From east to west, the main section of St. Clair passes through several prominent neighbourhoods starting with Moore Park and Deer Park. West of Avenue Road are Forest Hill, the South Hill, Hillcrest, Wychwood, Oakwood, Earlscourt (including Corso Italia), and The Junction. The eastern section of St. Clair passes eastward starting in Parkview Hills, through Woodbine Gardens, Clairlea, Birchmount Park, and Kennedy Park to Cliffcrest.

St. Clair Avenue is well known for the high population of Portuguese, Latin American and Italian people. St. Clair is usually where the Italian and Portuguese soccer fans celebrate after a game their nations won. Over the years, the Italian and Portuguese people throughout Toronto have established a rivalry in soccer against each other. One of the largest celebrations on St. Clair Avenue was when Italy won the 1982 FIFA World Cup, which involved an estimated 300,000 fans, shutting the street down for nearly 20 blocks between Caledonia and Oakwood.

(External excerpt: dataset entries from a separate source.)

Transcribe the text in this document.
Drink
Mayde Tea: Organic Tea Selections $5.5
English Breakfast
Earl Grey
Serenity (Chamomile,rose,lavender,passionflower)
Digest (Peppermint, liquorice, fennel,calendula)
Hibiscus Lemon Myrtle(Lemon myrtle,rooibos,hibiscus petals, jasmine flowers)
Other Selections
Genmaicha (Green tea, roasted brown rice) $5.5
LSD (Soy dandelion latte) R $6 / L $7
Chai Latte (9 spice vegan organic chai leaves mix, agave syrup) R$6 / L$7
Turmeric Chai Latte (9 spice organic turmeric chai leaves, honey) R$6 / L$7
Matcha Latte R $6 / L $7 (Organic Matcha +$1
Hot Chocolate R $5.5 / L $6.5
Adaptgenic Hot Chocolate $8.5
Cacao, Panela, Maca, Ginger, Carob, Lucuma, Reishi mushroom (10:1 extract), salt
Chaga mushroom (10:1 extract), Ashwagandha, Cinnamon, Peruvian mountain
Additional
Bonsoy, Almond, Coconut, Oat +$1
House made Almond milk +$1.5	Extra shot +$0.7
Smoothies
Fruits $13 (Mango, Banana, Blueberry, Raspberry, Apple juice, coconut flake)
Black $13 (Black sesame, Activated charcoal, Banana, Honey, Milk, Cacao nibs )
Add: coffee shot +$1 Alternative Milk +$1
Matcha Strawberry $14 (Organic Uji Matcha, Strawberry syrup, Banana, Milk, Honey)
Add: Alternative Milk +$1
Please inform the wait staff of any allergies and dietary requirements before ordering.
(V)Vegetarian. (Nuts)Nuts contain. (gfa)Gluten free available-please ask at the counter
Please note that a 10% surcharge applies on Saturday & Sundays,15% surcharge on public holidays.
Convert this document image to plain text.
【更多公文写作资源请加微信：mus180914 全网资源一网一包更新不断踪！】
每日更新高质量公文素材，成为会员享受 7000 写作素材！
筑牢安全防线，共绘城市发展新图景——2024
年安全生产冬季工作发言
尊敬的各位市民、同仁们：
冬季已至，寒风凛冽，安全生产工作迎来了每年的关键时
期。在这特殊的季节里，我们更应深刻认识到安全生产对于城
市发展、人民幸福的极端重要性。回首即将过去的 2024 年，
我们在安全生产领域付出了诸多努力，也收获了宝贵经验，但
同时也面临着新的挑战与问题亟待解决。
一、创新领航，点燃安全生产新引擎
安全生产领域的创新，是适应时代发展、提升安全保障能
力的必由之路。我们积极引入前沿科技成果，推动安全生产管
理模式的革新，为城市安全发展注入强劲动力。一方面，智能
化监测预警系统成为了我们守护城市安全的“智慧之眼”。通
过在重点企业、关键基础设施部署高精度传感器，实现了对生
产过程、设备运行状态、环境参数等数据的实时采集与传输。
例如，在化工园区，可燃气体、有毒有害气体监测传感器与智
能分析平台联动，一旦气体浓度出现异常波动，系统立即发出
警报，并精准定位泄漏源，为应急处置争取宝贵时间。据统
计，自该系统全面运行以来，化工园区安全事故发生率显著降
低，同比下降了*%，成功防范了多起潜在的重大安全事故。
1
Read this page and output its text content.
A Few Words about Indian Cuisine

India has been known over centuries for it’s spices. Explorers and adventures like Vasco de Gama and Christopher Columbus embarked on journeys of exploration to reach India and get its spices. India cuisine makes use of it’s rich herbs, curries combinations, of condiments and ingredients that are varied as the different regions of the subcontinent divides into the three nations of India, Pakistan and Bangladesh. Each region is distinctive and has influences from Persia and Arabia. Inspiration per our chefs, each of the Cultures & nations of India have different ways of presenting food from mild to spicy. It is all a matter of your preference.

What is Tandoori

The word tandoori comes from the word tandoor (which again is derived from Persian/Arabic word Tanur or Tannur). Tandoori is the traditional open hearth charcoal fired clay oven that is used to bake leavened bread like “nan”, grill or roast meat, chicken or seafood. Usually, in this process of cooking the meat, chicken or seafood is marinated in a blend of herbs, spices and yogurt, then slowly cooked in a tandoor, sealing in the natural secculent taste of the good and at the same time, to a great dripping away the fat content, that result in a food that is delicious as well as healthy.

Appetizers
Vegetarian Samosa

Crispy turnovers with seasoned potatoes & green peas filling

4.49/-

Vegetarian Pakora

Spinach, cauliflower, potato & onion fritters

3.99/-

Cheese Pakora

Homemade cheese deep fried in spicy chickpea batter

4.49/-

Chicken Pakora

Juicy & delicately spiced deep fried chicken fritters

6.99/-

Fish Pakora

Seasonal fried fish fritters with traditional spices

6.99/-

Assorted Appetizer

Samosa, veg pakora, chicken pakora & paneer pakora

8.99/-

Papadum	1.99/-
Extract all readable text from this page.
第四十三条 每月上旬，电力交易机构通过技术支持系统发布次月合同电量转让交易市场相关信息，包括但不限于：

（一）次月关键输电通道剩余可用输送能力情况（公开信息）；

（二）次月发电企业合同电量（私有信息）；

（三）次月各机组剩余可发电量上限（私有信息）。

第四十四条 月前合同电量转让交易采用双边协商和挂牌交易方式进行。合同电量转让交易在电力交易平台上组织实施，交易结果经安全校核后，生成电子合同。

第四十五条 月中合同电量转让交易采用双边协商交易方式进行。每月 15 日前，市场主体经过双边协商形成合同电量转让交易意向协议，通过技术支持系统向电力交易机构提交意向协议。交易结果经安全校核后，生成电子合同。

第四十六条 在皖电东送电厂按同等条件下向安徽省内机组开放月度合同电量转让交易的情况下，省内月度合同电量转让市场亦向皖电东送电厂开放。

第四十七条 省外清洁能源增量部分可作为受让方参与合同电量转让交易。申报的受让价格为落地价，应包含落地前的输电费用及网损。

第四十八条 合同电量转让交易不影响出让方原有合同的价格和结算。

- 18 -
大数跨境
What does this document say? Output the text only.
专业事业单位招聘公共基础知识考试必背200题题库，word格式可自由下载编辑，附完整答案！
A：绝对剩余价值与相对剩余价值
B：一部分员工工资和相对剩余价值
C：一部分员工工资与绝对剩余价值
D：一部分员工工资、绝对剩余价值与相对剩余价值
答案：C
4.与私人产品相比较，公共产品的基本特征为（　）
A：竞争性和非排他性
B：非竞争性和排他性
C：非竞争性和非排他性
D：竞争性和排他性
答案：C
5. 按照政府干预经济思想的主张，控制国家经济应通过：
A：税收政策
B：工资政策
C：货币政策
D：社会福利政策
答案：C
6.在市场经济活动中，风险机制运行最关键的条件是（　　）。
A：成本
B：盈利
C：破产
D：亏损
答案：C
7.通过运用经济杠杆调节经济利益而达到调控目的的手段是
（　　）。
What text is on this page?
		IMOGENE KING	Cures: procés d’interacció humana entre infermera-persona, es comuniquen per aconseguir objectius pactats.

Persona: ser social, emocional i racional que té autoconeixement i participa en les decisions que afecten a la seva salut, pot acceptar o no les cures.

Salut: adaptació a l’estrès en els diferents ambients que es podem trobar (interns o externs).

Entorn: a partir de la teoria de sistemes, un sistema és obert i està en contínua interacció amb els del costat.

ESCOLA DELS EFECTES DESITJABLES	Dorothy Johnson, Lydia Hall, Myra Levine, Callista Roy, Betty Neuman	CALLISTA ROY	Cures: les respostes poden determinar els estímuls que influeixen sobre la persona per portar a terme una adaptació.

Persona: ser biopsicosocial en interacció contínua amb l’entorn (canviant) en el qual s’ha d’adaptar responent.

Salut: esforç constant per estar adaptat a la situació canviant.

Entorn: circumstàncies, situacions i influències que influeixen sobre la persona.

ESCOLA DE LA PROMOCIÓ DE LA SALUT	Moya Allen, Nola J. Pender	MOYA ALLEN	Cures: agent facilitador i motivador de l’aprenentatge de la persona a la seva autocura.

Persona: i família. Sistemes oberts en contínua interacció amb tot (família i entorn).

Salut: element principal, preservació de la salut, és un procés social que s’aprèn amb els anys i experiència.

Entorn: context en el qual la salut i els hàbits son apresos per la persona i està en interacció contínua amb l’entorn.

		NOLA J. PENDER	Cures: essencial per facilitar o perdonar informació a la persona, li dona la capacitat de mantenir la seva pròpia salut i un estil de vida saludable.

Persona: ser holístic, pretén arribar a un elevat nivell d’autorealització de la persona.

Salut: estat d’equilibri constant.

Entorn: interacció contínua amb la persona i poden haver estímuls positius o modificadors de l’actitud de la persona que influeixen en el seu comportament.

Corso Italia, Toronto's other Italian enclave, is found on St. Clair Avenue West, between Westmount Avenue (just east of Dufferin Street) and Lansdowne Avenue. St. Clair West is also used as an umbrella term to refer to all neighbourhoods from Old Weston Road to Bathurst as they share a similar building style. Although the area has been historically referenced as predominantly Italian, it is no longer populated by any one majority. Many new homebuyers looking to purchase in the city are choosing St. Clair West for its relatively modest home prices, the pride of ownership apparent throughout its neighbourhoods, and the new St. Clair Ave. TTC streetcar right-of-way.

St. Clair Avenue holds Toronto's biggest celebration of salsa Latino culture. The two-day street festival attracts an estimate of 250,000–500,000 people, the majority of them being from Latinos living in Toronto and all over Ontario come together to dance, eat, shop and celebrate the culture of Latin America. The festival is always held in July on the week, which it has been traditionally recognized as Latino Week in Toronto, in honour of the festival.

== Landmarks ==
- Dawes Road Cemetery
- Deer Park United Church
- First Unitarian Congregation of Toronto
- Holy Rosary Catholic Church, at 354 St. Clair Ave. West
- Imperial Oil Building
- Loring-Wyle Parkette at St. Clair and Mount Pleasant
- Providence Healthcare
- R. H. King Academy
- Timothy Eaton Memorial Church, at 230 St. Clair Avenue West
- Wittington Tower

== In culture and media ==
"A Bus Along St. Clair: December" is the last poem of The Journals of Susanna Moodie (1970), a book of poems by Margaret Atwood.

"Jane St. Clair", in the Barenaked Ladies' song "Jane", is named for the intersection of Jane Street and St. Clair Avenue.